Seasonal Evolution of the Subtropical Anticyclones Simulated in FGOALS-s2

Abstract

Here, the simulation characteristics of the seasonal evolution of the subtropical anticyclones (SAs) in the Northern Hemisphere are documented using the Spectral version 2 of the Flexible Global Ocean–Atmosphere–Land System Model (FGOALS-s2) developed at LASG/IAP. We also address the understanding of the seasonal evolution of these SAs. Compared to the ERA-40 global reanalysis data, the general features of the SAs and their evolution were well simulated in both winter and summer, although a pronounced bias was found in the generation of the South Asia Anticyclone (SAA) in spring.
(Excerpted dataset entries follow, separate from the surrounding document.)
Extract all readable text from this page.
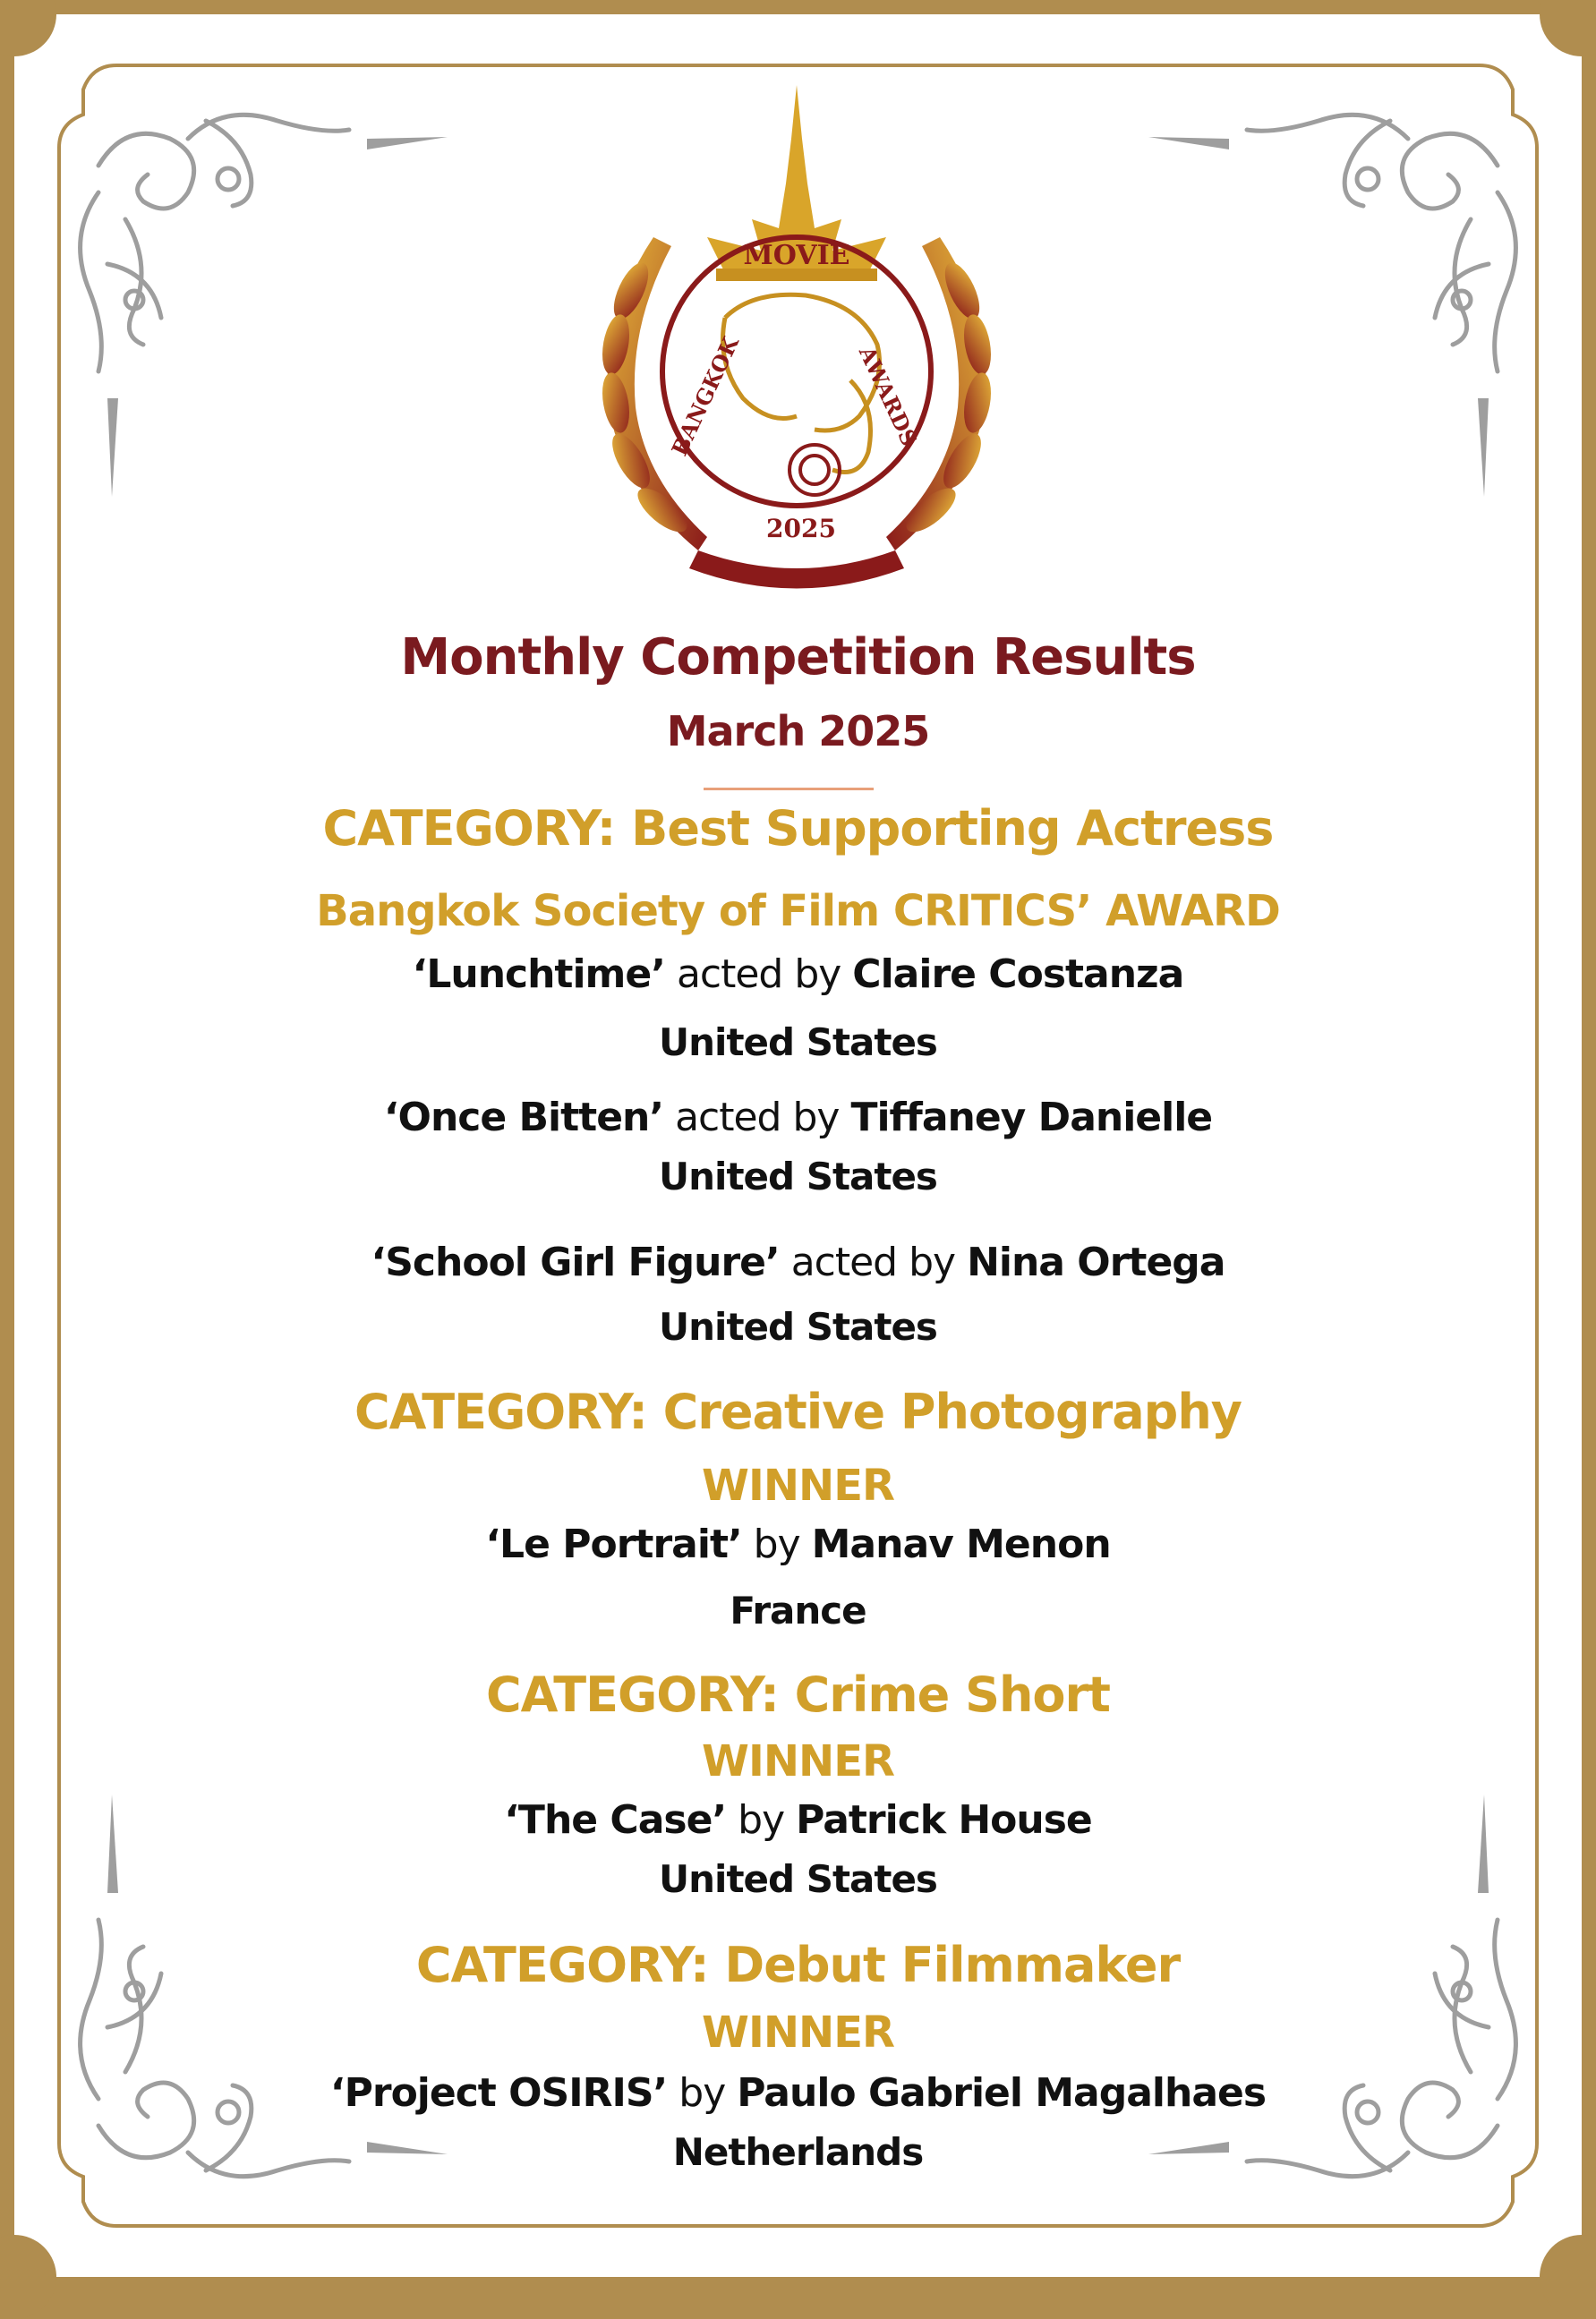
MOVIE
BANGKOK	AWARDS
2025
Monthly Competition Results
March 2025
CATEGORY: Best Supporting Actress
Bangkok Society of Film CRITICS’ AWARD
‘Lunchtime’ acted by Claire Costanza
United States
‘Once Bitten’ acted by Tiffaney Danielle
United States
‘School Girl Figure’ acted by Nina Ortega
United States
CATEGORY: Creative Photography
WINNER
‘Le Portrait’ by Manav Menon
France
CATEGORY: Crime Short
WINNER
‘The Case’ by Patrick House
United States
CATEGORY: Debut Filmmaker
WINNER
‘Project OSIRIS’ by Paulo Gabriel Magalhaes
Netherlands
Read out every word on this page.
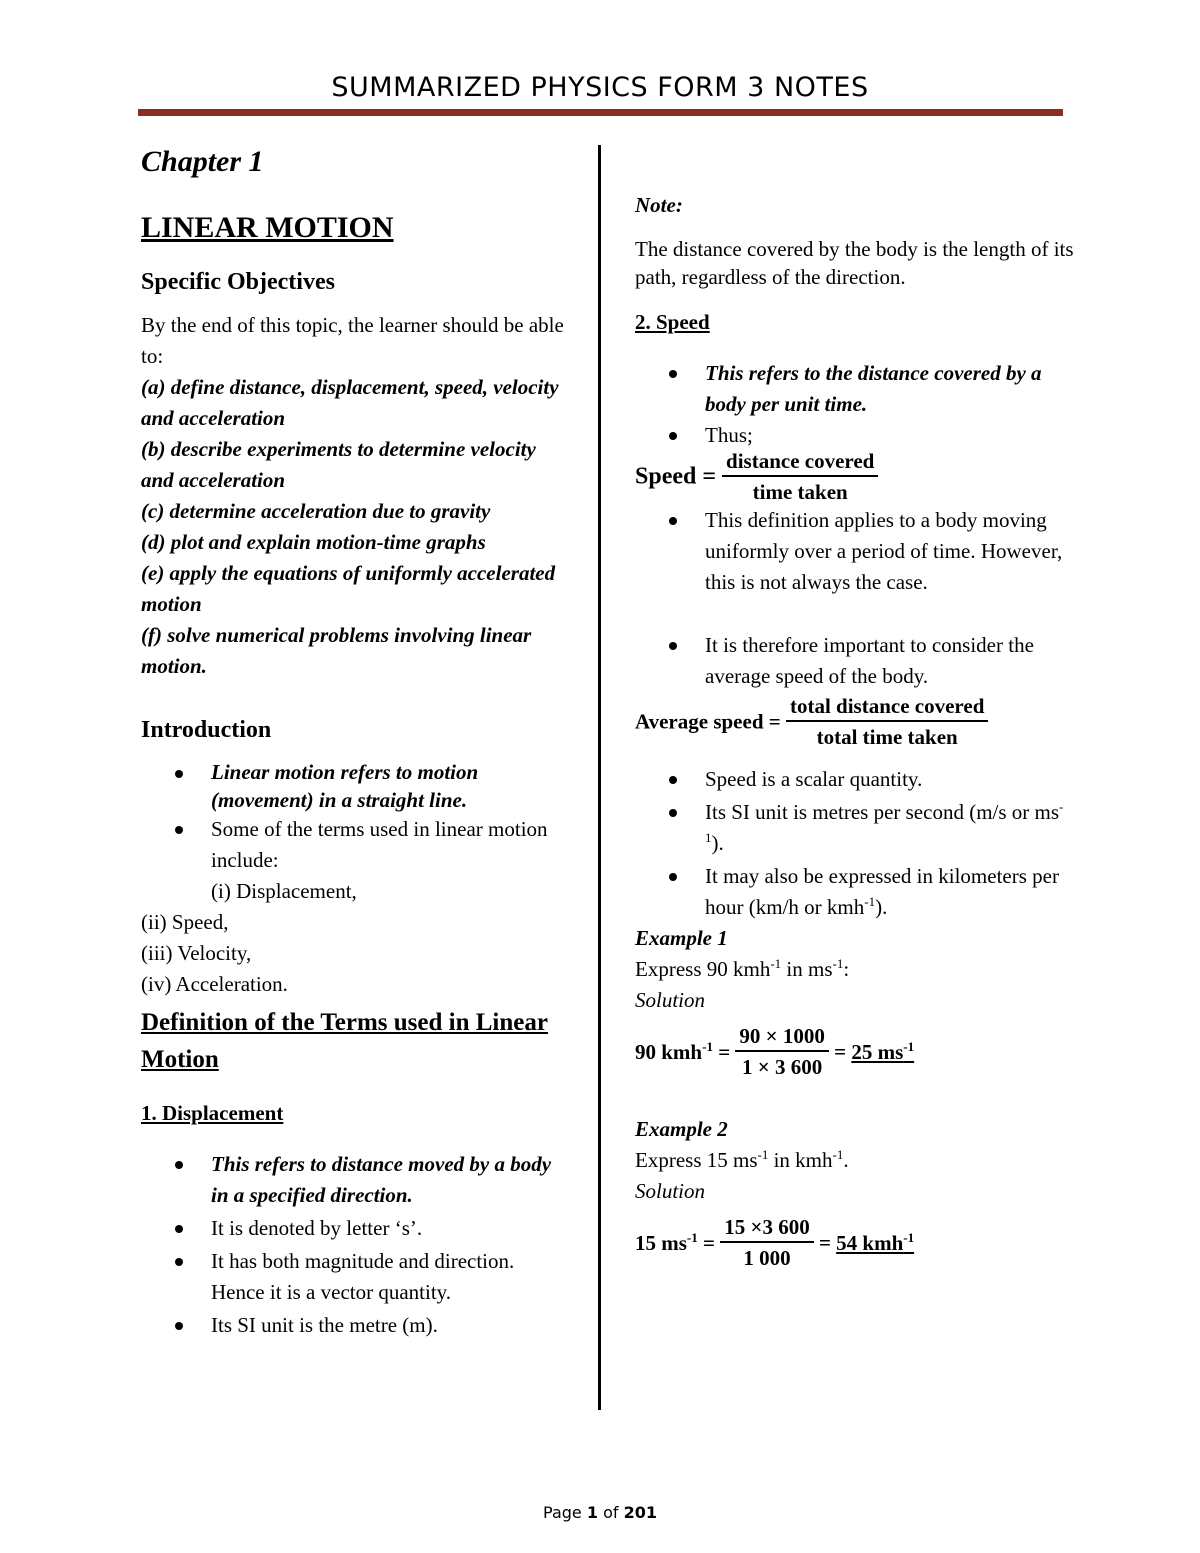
SUMMARIZED PHYSICS FORM 3 NOTES
Chapter 1
LINEAR MOTION
Specific Objectives

By the end of this topic, the learner should be able to:

(a) define distance, displacement, speed, velocity and acceleration

(b) describe experiments to determine velocity and acceleration

(c) determine acceleration due to gravity

(d) plot and explain motion-time graphs

(e) apply the equations of uniformly accelerated motion

(f) solve numerical problems involving linear motion.

Introduction
Linear motion refers to motion (movement) in a straight line.
Some of the terms used in linear motion include:
(i) Displacement,

(ii) Speed,

(iii) Velocity,

(iv) Acceleration.

Definition of the Terms used in Linear Motion
1. Displacement
This refers to distance moved by a body in a specified direction.
It is denoted by letter ‘s’.
It has both magnitude and direction. Hence it is a vector quantity.
Its SI unit is the metre (m).

Note:

The distance covered by the body is the length of its path, regardless of the direction.

2. Speed
This refers to the distance covered by a body per unit time.
Thus;
Speed = $\frac{\text{distance covered}}{\text{time taken}}$
This definition applies to a body moving uniformly over a period of time. However, this is not always the case.
It is therefore important to consider the average speed of the body.
Average speed = $\frac{\text{total distance covered}}{\text{total time taken}}$
Speed is a scalar quantity.
Its SI unit is metres per second (m/s or $ms^{-1}$).
It may also be expressed in kilometers per hour (km/h or kmh$^{-1}$).

Example 1

Express 90 kmh$^{-1}$ in $ms^{-1}$:

Solution

90 $kmh^{-1} = \frac{90 \times 1000}{1 \times 3 600} = 25$ $ms^{-1}$

Example 2

Express 15 $ms^{-1}$ in kmh$^{-1}$.

Solution

15 $ms^{-1} = \frac{15 \times 3 600}{1 000} = 54$ kmh$^{-1}$
Page 1 of 201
It is found that condensation heating plays a dominant role in the seasonal development of the SAA and the Subtropical Anticyclone over the Western Pacific (SAWP) in the middle troposphere. The condensation heating biases in the model account for the biases of the establishment of the SAA in spring and the weaker strength of the SAA and the SAWP from spring to summer. Moreover, an overestimation of condensation heating was found to persist in the east-central tropical Pacific from winter to summer, with an underestimation found above the area from the South China Sea to the western Pacific from spring to summer. Such biases can generate an illusive anticyclonic gyre in the upper troposphere above the middle Pacific and delay the generation of the SAA over South Asia in April. Conversely, the two surface SAs in the eastern oceans during spring to summer were found to be controlled primarily by the surface sensible heating over the Eurasian and North American continents in the Northern Hemisphere; these anticyclones were simulated reasonably well, although their centers have been shifted westward relative to the observations owing to weaker longwave radiation cooling in the simulation, which was likely associated with much weaker local stratiform cloud. Further improvements in the parameterizations of physical processes are identified.